There is no doubt that God is gracious. He has always said so, even under the Law, “The Lord, The Lord God, merciful and gracious, longsuffering, and abundant in goodness and truth.”
Jonah did not want to warn Nineveh, not because he was scared of them, but because he knew God was gracious and would forgive them!
Yes, God did judge people in spectacular fashion from time to time back then, but He also put up with a lot. God knew people would not keep His law. Even when Israel insisted they would keep it, He told them they wouldn’t.
God knew it was impossible, thus didn’t get as fed up as He could have.
Now that we are in the New Covenant, what is often called “The Age of Grace,” we assume God is more OK with sin. He’s not doing any judging at all, therefore, we conclude, the edge must have been taken off His wrath.

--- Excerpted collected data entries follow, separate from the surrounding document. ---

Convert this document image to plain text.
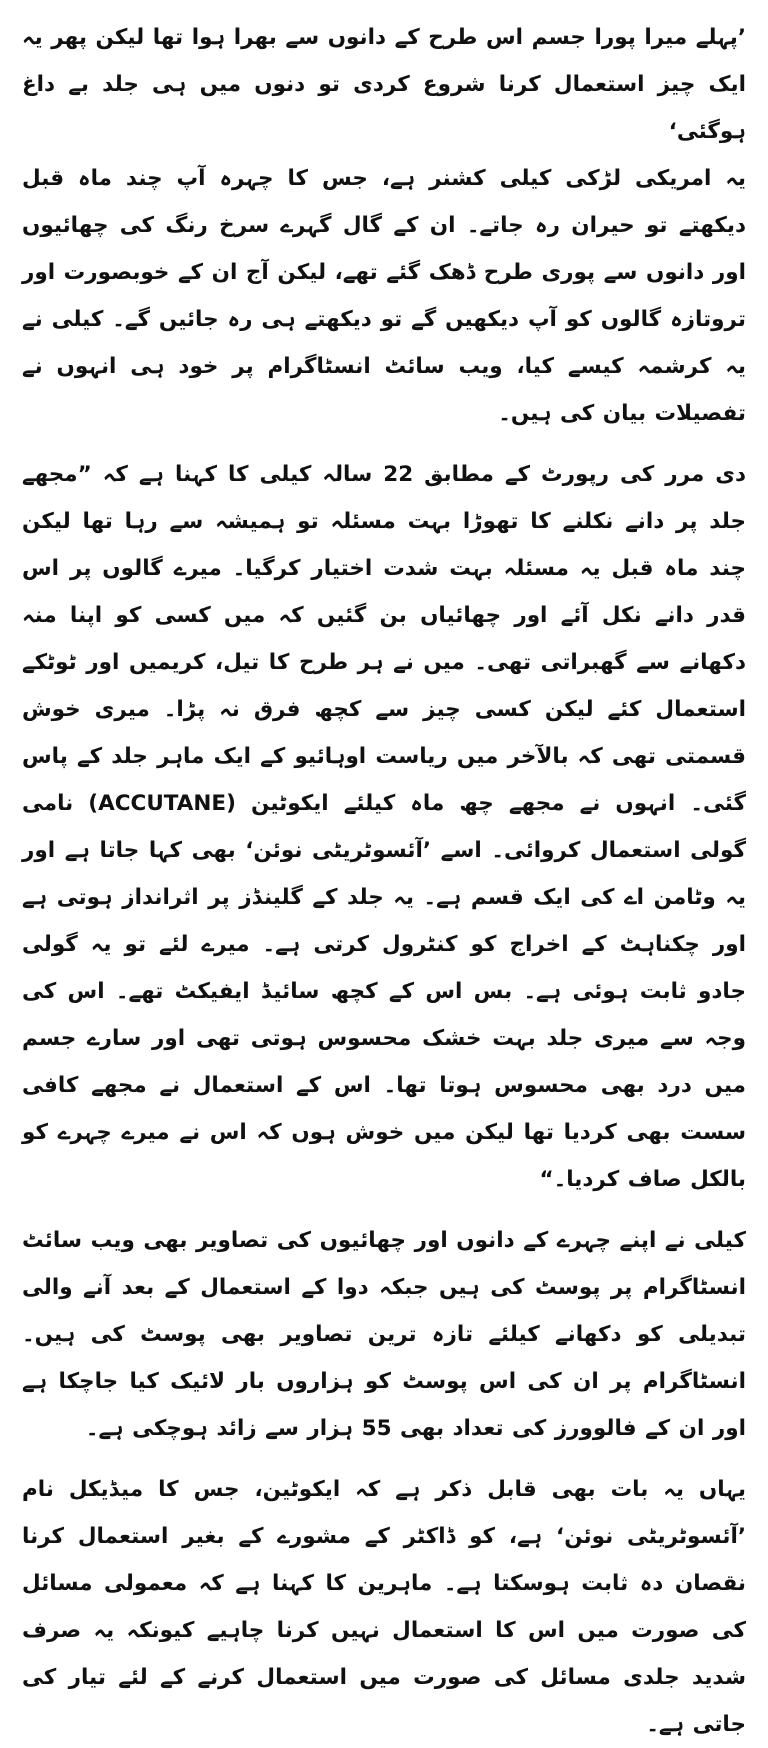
’پہلے میرا پورا جسم اس طرح کے دانوں سے بھرا ہوا تھا لیکن پھر یہ ایک چیز استعمال کرنا شروع کردی تو دنوں میں ہی جلد بے داغ ہوگئی‘

یہ امریکی لڑکی کیلی کشنر ہے، جس کا چہرہ آپ چند ماہ قبل دیکھتے تو حیران رہ جاتے۔ ان کے گال گہرے سرخ رنگ کی چھائیوں اور دانوں سے پوری طرح ڈھک گئے تھے، لیکن آج ان کے خوبصورت اور تروتازہ گالوں کو آپ دیکھیں گے تو دیکھتے ہی رہ جائیں گے۔ کیلی نے یہ کرشمہ کیسے کیا، ویب سائٹ انسٹاگرام پر خود ہی انہوں نے تفصیلات بیان کی ہیں۔

دی مرر کی رپورٹ کے مطابق 22 سالہ کیلی کا کہنا ہے کہ ”مجھے جلد پر دانے نکلنے کا تھوڑا بہت مسئلہ تو ہمیشہ سے رہا تھا لیکن چند ماہ قبل یہ مسئلہ بہت شدت اختیار کرگیا۔ میرے گالوں پر اس قدر دانے نکل آئے اور چھائیاں بن گئیں کہ میں کسی کو اپنا منہ دکھانے سے گھبراتی تھی۔ میں نے ہر طرح کا تیل، کریمیں اور ٹوٹکے استعمال کئے لیکن کسی چیز سے کچھ فرق نہ پڑا۔ میری خوش قسمتی تھی کہ بالآخر میں ریاست اوہائیو کے ایک ماہر جلد کے پاس گئی۔ انہوں نے مجھے چھ ماہ کیلئے ایکوٹین (ACCUTANE) نامی گولی استعمال کروائی۔ اسے ’آئسوٹریٹی نوئن‘ بھی کہا جاتا ہے اور یہ وٹامن اے کی ایک قسم ہے۔ یہ جلد کے گلینڈز پر اثرانداز ہوتی ہے اور چکناہٹ کے اخراج کو کنٹرول کرتی ہے۔ میرے لئے تو یہ گولی جادو ثابت ہوئی ہے۔ بس اس کے کچھ سائیڈ ایفیکٹ تھے۔ اس کی وجہ سے میری جلد بہت خشک محسوس ہوتی تھی اور سارے جسم میں درد بھی محسوس ہوتا تھا۔ اس کے استعمال نے مجھے کافی سست بھی کردیا تھا لیکن میں خوش ہوں کہ اس نے میرے چہرے کو بالکل صاف کردیا۔“

کیلی نے اپنے چہرے کے دانوں اور چھائیوں کی تصاویر بھی ویب سائٹ انسٹاگرام پر پوسٹ کی ہیں جبکہ دوا کے استعمال کے بعد آنے والی تبدیلی کو دکھانے کیلئے تازہ ترین تصاویر بھی پوسٹ کی ہیں۔ انسٹاگرام پر ان کی اس پوسٹ کو ہزاروں بار لائیک کیا جاچکا ہے اور ان کے فالوورز کی تعداد بھی 55 ہزار سے زائد ہوچکی ہے۔

یہاں یہ بات بھی قابل ذکر ہے کہ ایکوٹین، جس کا میڈیکل نام ’آئسوٹریٹی نوئن‘ ہے، کو ڈاکٹر کے مشورے کے بغیر استعمال کرنا نقصان دہ ثابت ہوسکتا ہے۔ ماہرین کا کہنا ہے کہ معمولی مسائل کی صورت میں اس کا استعمال نہیں کرنا چاہیے کیونکہ یہ صرف شدید جلدی مسائل کی صورت میں استعمال کرنے کے لئے تیار کی جاتی ہے۔
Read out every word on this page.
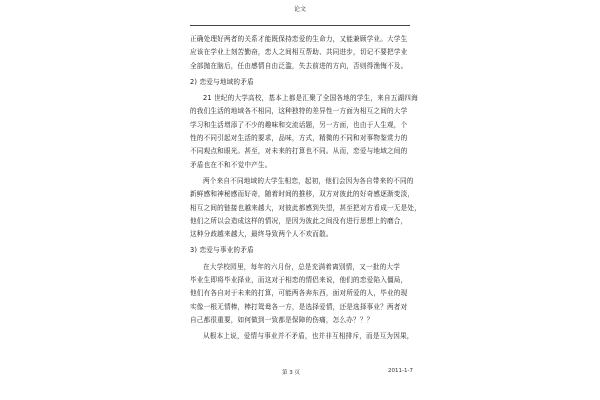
论文

正确处理好两者的关系才能既保持恋爱的生命力，又能兼顾学业。大学生

应该在学业上刻苦勤奋，恋人之间相互帮助、共同进步，切记不要把学业

全部抛在脑后，任由感情自由泛滥，失去前进的方向，否则得渔悔不及。

2) 恋爱与地域的矛盾

21 世纪的大学高校，基本上都是汇聚了全国各地的学生，来自五湖四海

的我们生活的地域各不相同，这种独特的差异性一方面为相互之间的大学

学习和生活增添了不少的趣味和交流话题，另一方面，也由于人生观，个

性的不同引起对生活的要求，品味，方式，精微的不同和对事物鉴赏力的

不同观点和眼光。甚至，对未来的打算也不同。从而，恋爱与地域之间的

矛盾也在不和不觉中产生。

两个来自不同地域的大学生相恋，起初，他们会因为各自带来的不同的

新鲜感和神秘感而好奇，随着时间的推移，双方对彼此的好奇感逐渐变淡，

相互之间的链接也越来越大，对彼此都感到失望，甚至把对方看成一无是处，

他们之所以会造成这样的情况，是因为彼此之间没有进行思想上的磨合，

这种分歧越来越大，最终导致两个人不欢而散。

3) 恋爱与事业的矛盾

在大学校园里，每年的六月份，总是充满着离别情，又一批的大学

毕业生即将毕业择业，而这对于相恋的情侣来说，他们的恋爱陷入僵局，

他们有各自对于未来的打算，可能两各奔东西，面对所爱的人，毕业的现

实像一根无情棒，棒打鸳鸯各一方，是选择爱情，还是选择事业？两者对

自己都很重要，如何做到一致都是保障的伤痛，怎么办？？？

从根本上说，爱情与事业并不矛盾，也并非互相排斥，而是互为因果，

第 3 页	2011-1-7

Since we’re under grace and not law, the thinking goes, sin isn’t that big of a deal.
In fact, the exact opposite is true.
Not only do we now have the full revelation of what God’s standard is, we have also been shown the righteousness of God in human form, and we’ve also been told that Christ’s work has completely equipped us for obedience.
Whatsoever is not of faith is sin. Faith comes by hearing and hearing by the word of God. Sin is doing the opposite of what God said.

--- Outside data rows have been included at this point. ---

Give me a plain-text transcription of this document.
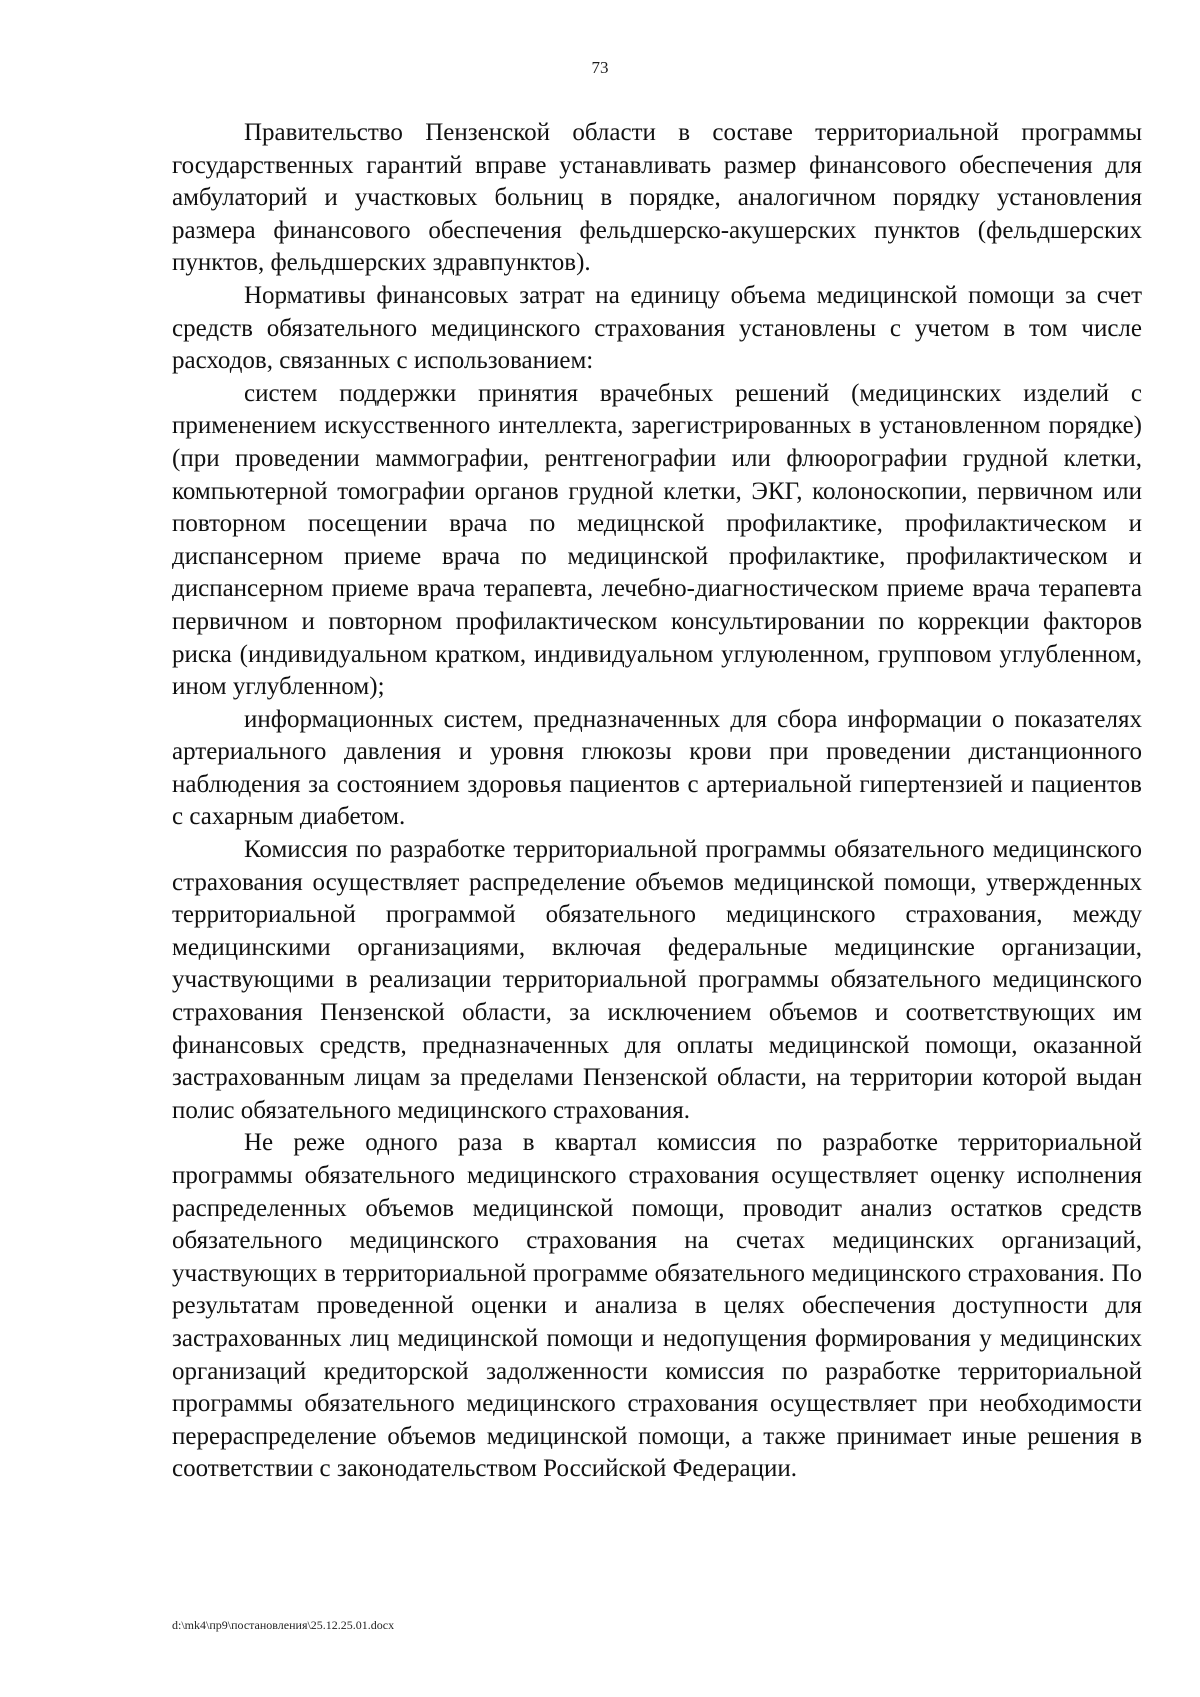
73

Правительство Пензенской области в составе территориальной программы государственных гарантий вправе устанавливать размер финансового обеспечения для амбулаторий и участковых больниц в порядке, аналогичном порядку установления размера финансового обеспечения фельдшерско-акушерских пунктов (фельдшерских пунктов, фельдшерских здравпунктов).

Нормативы финансовых затрат на единицу объема медицинской помощи за счет средств обязательного медицинского страхования установлены с учетом в том числе расходов, связанных с использованием:

систем поддержки принятия врачебных решений (медицинских изделий с применением искусственного интеллекта, зарегистрированных в установленном порядке) (при проведении маммографии, рентгенографии или флюорографии грудной клетки, компьютерной томографии органов грудной клетки, ЭКГ, колоноскопии, первичном или повторном посещении врача по медицнской профилактике, профилактическом и диспансерном приеме врача по медицинской профилактике, профилактическом и диспансерном приеме врача терапевта, лечебно-диагностическом приеме врача терапевта первичном и повторном профилактическом консультировании по коррекции факторов риска (индивидуальном кратком, индивидуальном углуюленном, групповом углубленном, ином углубленном);

информационных систем, предназначенных для сбора информации о показателях артериального давления и уровня глюкозы крови при проведении дистанционного наблюдения за состоянием здоровья пациентов с артериальной гипертензией и пациентов с сахарным диабетом.

Комиссия по разработке территориальной программы обязательного медицинского страхования осуществляет распределение объемов медицинской помощи, утвержденных территориальной программой обязательного медицинского страхования, между медицинскими организациями, включая федеральные медицинские организации, участвующими в реализации территориальной программы обязательного медицинского страхования Пензенской области, за исключением объемов и соответствующих им финансовых средств, предназначенных для оплаты медицинской помощи, оказанной застрахованным лицам за пределами Пензенской области, на территории которой выдан полис обязательного медицинского страхования.

Не реже одного раза в квартал комиссия по разработке территориальной программы обязательного медицинского страхования осуществляет оценку исполнения распределенных объемов медицинской помощи, проводит анализ остатков средств обязательного медицинского страхования на счетах медицинских организаций, участвующих в территориальной программе обязательного медицинского страхования. По результатам проведенной оценки и анализа в целях обеспечения доступности для застрахованных лиц медицинской помощи и недопущения формирования у медицинских организаций кредиторской задолженности комиссия по разработке территориальной программы обязательного медицинского страхования осуществляет при необходимости перераспределение объемов медицинской помощи, а также принимает иные решения в соответствии с законодательством Российской Федерации.

d:\mk4\пр9\постановления\25.12.25.01.docx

God has told us what to do and God has told us we are equipped in Christ to obey. When we disobey, not only are we not doing what God said, we’re also not reckoning the truth of what God has said about us in Christ.
We’re guilty not only of sin, but of trampling underfoot the Son of God.

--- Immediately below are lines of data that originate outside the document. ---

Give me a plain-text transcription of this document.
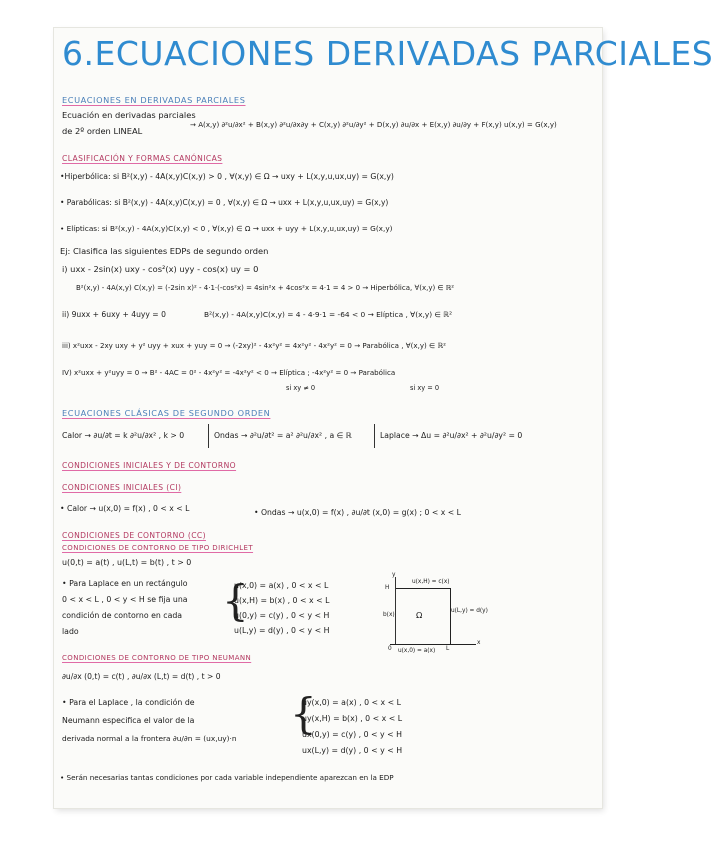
6.ECUACIONES DERIVADAS PARCIALES
ECUACIONES EN DERIVADAS PARCIALES
Ecuación en derivadas parciales
de 2º orden LINEAL
→ A(x,y) ∂²u/∂x² + B(x,y) ∂²u/∂x∂y + C(x,y) ∂²u/∂y² + D(x,y) ∂u/∂x + E(x,y) ∂u/∂y + F(x,y) u(x,y) = G(x,y)
CLASIFICACIÓN Y FORMAS CANÓNICAS
•Hiperbólica: si B²(x,y) - 4A(x,y)C(x,y) > 0 , ∀(x,y) ∈ Ω → uxy + L(x,y,u,ux,uy) = G(x,y)
• Parabólicas: si B²(x,y) - 4A(x,y)C(x,y) = 0 , ∀(x,y) ∈ Ω → uxx + L(x,y,u,ux,uy) = G(x,y)
• Elípticas: si B²(x,y) - 4A(x,y)C(x,y) < 0 , ∀(x,y) ∈ Ω → uxx + uyy + L(x,y,u,ux,uy) = G(x,y)
Ej: Clasifica las siguientes EDPs de segundo orden
i) uxx - 2sin(x) uxy - cos²(x) uyy - cos(x) uy = 0
B²(x,y) - 4A(x,y) C(x,y) = (-2sin x)² - 4·1·(-cos²x) = 4sin²x + 4cos²x = 4·1 = 4 > 0 → Hiperbólica, ∀(x,y) ∈ ℝ²
ii) 9uxx + 6uxy + 4uyy = 0	B²(x,y) - 4A(x,y)C(x,y) = 4 - 4·9·1 = -64 < 0 → Elíptica , ∀(x,y) ∈ ℝ²
iii) x²uxx - 2xy uxy + y² uyy + xux + yuy = 0 → (-2xy)² - 4x²y² = 4x²y² - 4x²y² = 0 → Parabólica , ∀(x,y) ∈ ℝ²
IV) x²uxx + y²uyy = 0 → B² - 4AC = 0² - 4x²y² = -4x²y² < 0 → Elíptica ; -4x²y² = 0 → Parabólica
si xy ≠ 0	si xy = 0
ECUACIONES CLÁSICAS DE SEGUNDO ORDEN
Calor → ∂u/∂t = k ∂²u/∂x² , k > 0	Ondas → ∂²u/∂t² = a² ∂²u/∂x² , a ∈ ℝ	Laplace → Δu = ∂²u/∂x² + ∂²u/∂y² = 0
CONDICIONES INICIALES Y DE CONTORNO
CONDICIONES INICIALES (CI)
• Calor → u(x,0) = f(x) , 0 < x < L	• Ondas → u(x,0) = f(x) , ∂u/∂t (x,0) = g(x) ; 0 < x < L
CONDICIONES DE CONTORNO (CC)
CONDICIONES DE CONTORNO DE TIPO DIRICHLET
u(0,t) = a(t) , u(L,t) = b(t) , t > 0
• Para Laplace en un rectángulo
0 < x < L , 0 < y < H se fija una
condición de contorno en cada
lado
{
u(x,0) = a(x) , 0 < x < L
u(x,H) = b(x) , 0 < x < L
u(0,y) = c(y) , 0 < y < H
u(L,y) = d(y) , 0 < y < H
y
x
u(x,H) = c(x)
b(x)
u(L,y) = d(y)
u(x,0) = a(x)
Ω
H
L
0
CONDICIONES DE CONTORNO DE TIPO NEUMANN
∂u/∂x (0,t) = c(t) , ∂u/∂x (L,t) = d(t) , t > 0
• Para el Laplace , la condición de
Neumann especifica el valor de la
derivada normal a la frontera ∂u/∂n = (ux,uy)·n
{
uy(x,0) = a(x) , 0 < x < L
uy(x,H) = b(x) , 0 < x < L
ux(0,y) = c(y) , 0 < y < H
ux(L,y) = d(y) , 0 < y < H
• Serán necesarias tantas condiciones por cada variable independiente aparezcan en la EDP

To whom much is given, much is required. I imagine this means something, and, if it does, it means we who have the Spirit, the full revelation of God’s righteousness, the Gospel, the testimony of Christ, the completed Word, and oh so much more, are unbelievably required of many things.
But, no doubt, our happy notion of grace and sin not being a big deal will win out, and we will continue to heap up wrath for ourselves in the Day of Wrath.